La Regione Veneto ha deciso. La cordata olimpica pure. Il bob sarà a Cortina nei Giochi 2026. Ma per Europa Verde e Pd non è detta l’ultima parola. La spinta è verso Cesana Torinese, dove nel 2006 si sono disputate le gare olimpiche.
«Di fronte alle emergenze sociali ed economiche del nostro Paese, occorre razionalizzare le risorse e utilizzarle in modo sostenibile, senza creare sprechi. Per questo sollecitiamo il Governo e la Regione Veneto a valutare alternative meno onerose e impattanti, come il riutilizzo della pista da bob di Cesana Torinese, costruita per le Olimpiadi di Torino 2006, in alternativa alla costruzione di una nuova pista a Cortina, il cui costo è di almeno 61 milioni di euro, a cui si aggiungerebbero 400mila euro di perdite annue» dicono Cristina Guarda (consigliera regionale veneta di Europa Verde, in foto) e Monica Canalis (consigliera Pd in Regione Piemonte). «Siamo ancora in tempo per fermarci e optare per la pista di Cesana Torinese, il cui ripristino avverrebbe a un costo decisamente più contenuto e quindi rispettoso dei contribuenti. In questo modo si otterrebbe un risparmio e si darebbe ascolto alle proteste di tanti cittadini che stanno chiedendo di salvaguardare il più possibile l’ecosistema delle Dolomiti in vista delle olimpiadi di Milano-Cortina 2026».

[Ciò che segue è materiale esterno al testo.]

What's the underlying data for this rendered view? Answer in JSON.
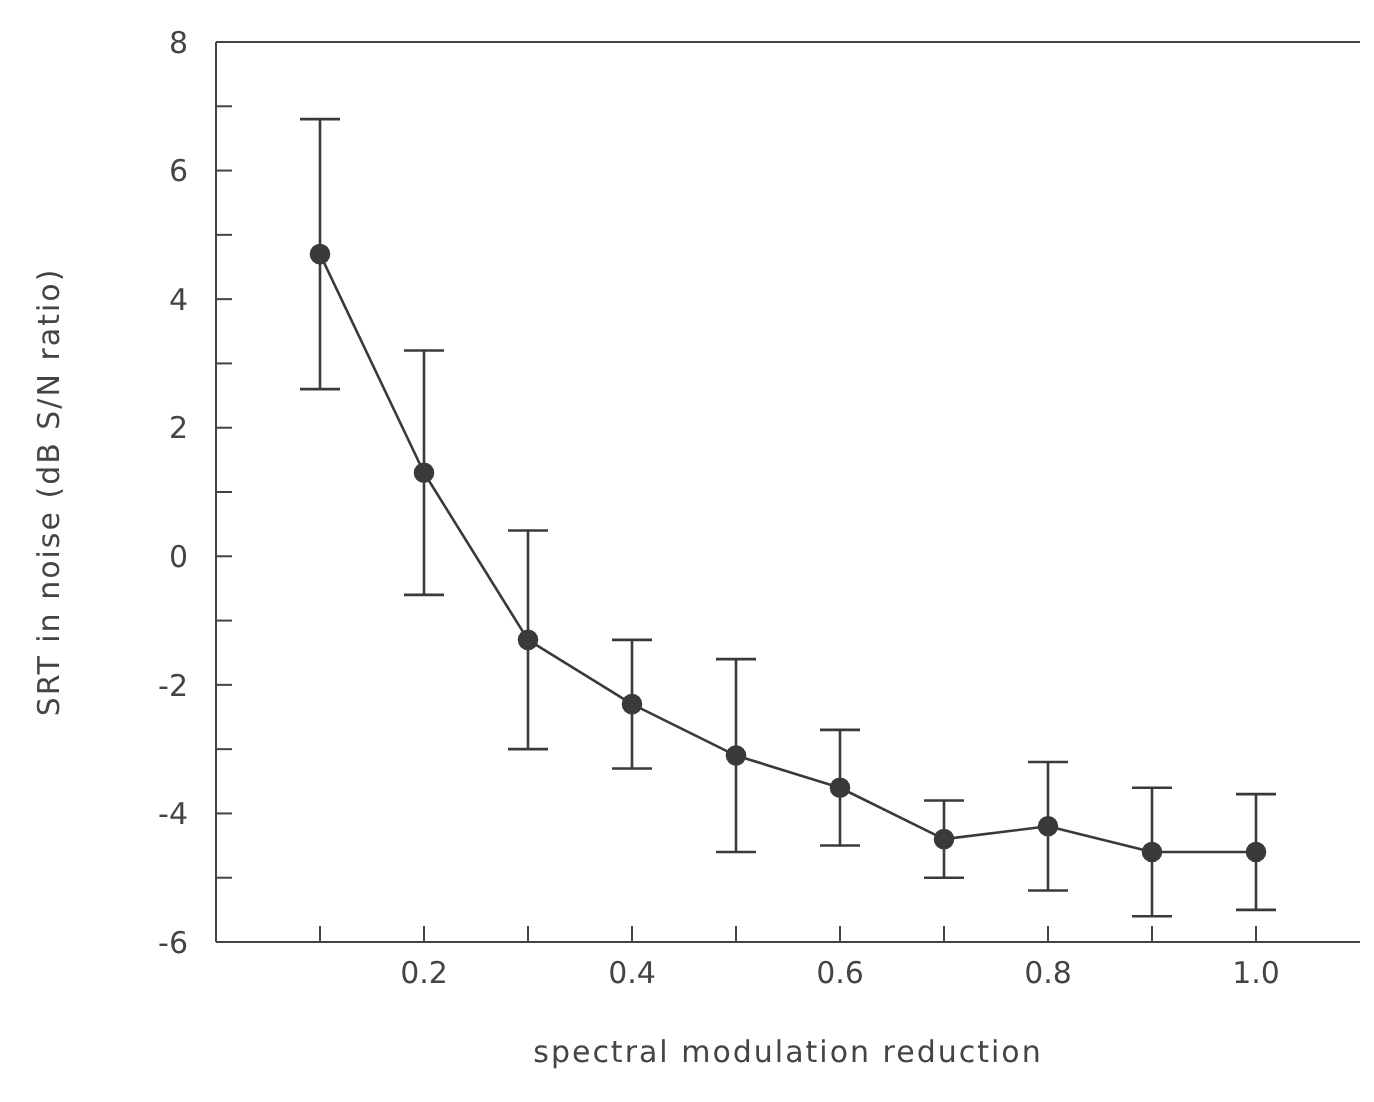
{
  "chart_data": {
    "type": "line",
    "xlabel": "spectral modulation reduction",
    "ylabel": "SRT in noise (dB S/N ratio)",
    "x": [
      0.1,
      0.2,
      0.3,
      0.4,
      0.5,
      0.6,
      0.7,
      0.8,
      0.9,
      1.0
    ],
    "series": [
      {
        "color": "#3a3a3a",
        "values": [
          4.7,
          1.3,
          -1.3,
          -2.3,
          -3.1,
          -3.6,
          -4.4,
          -4.2,
          -4.6,
          -4.6
        ],
        "errors": [
          2.1,
          1.9,
          1.7,
          1.0,
          1.5,
          0.9,
          0.6,
          1.0,
          1.0,
          0.9
        ]
      }
    ],
    "xlim": [
      0,
      1.1
    ],
    "xticks": [
      {
        "value": 0.1,
        "label": null
      },
      {
        "value": 0.2,
        "label": "0.2"
      },
      {
        "value": 0.3,
        "label": null
      },
      {
        "value": 0.4,
        "label": "0.4"
      },
      {
        "value": 0.5,
        "label": null
      },
      {
        "value": 0.6,
        "label": "0.6"
      },
      {
        "value": 0.7,
        "label": null
      },
      {
        "value": 0.8,
        "label": "0.8"
      },
      {
        "value": 0.9,
        "label": null
      },
      {
        "value": 1.0,
        "label": "1.0"
      }
    ],
    "ylim": [
      -6,
      8
    ],
    "yticks": [
      -6,
      {
        "value": -5,
        "label": null
      },
      -4,
      {
        "value": -3,
        "label": null
      },
      -2,
      {
        "value": -1,
        "label": null
      },
      0,
      {
        "value": 1,
        "label": null
      },
      2,
      {
        "value": 3,
        "label": null
      },
      4,
      {
        "value": 5,
        "label": null
      },
      6,
      {
        "value": 7,
        "label": null
      },
      8
    ],
    "grid": false,
    "legend": false,
    "marker": "circle",
    "line_style": "solid"
  }
}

La pista da bob di Cesana Torinese, in località Pariol, esiste già e andrebbe semplicemente ripristinata, dicono le due consigliere regionali. In realtà anche a Cortina la piste esiste: è dismessa da tempo e andrebbe riqualificata. In alternativa a Cesana, la consigliera veneta ripropone Innsbruck: insomma, la strada verso Cortina 2026 è lunga e il bob continuerà a tener banco.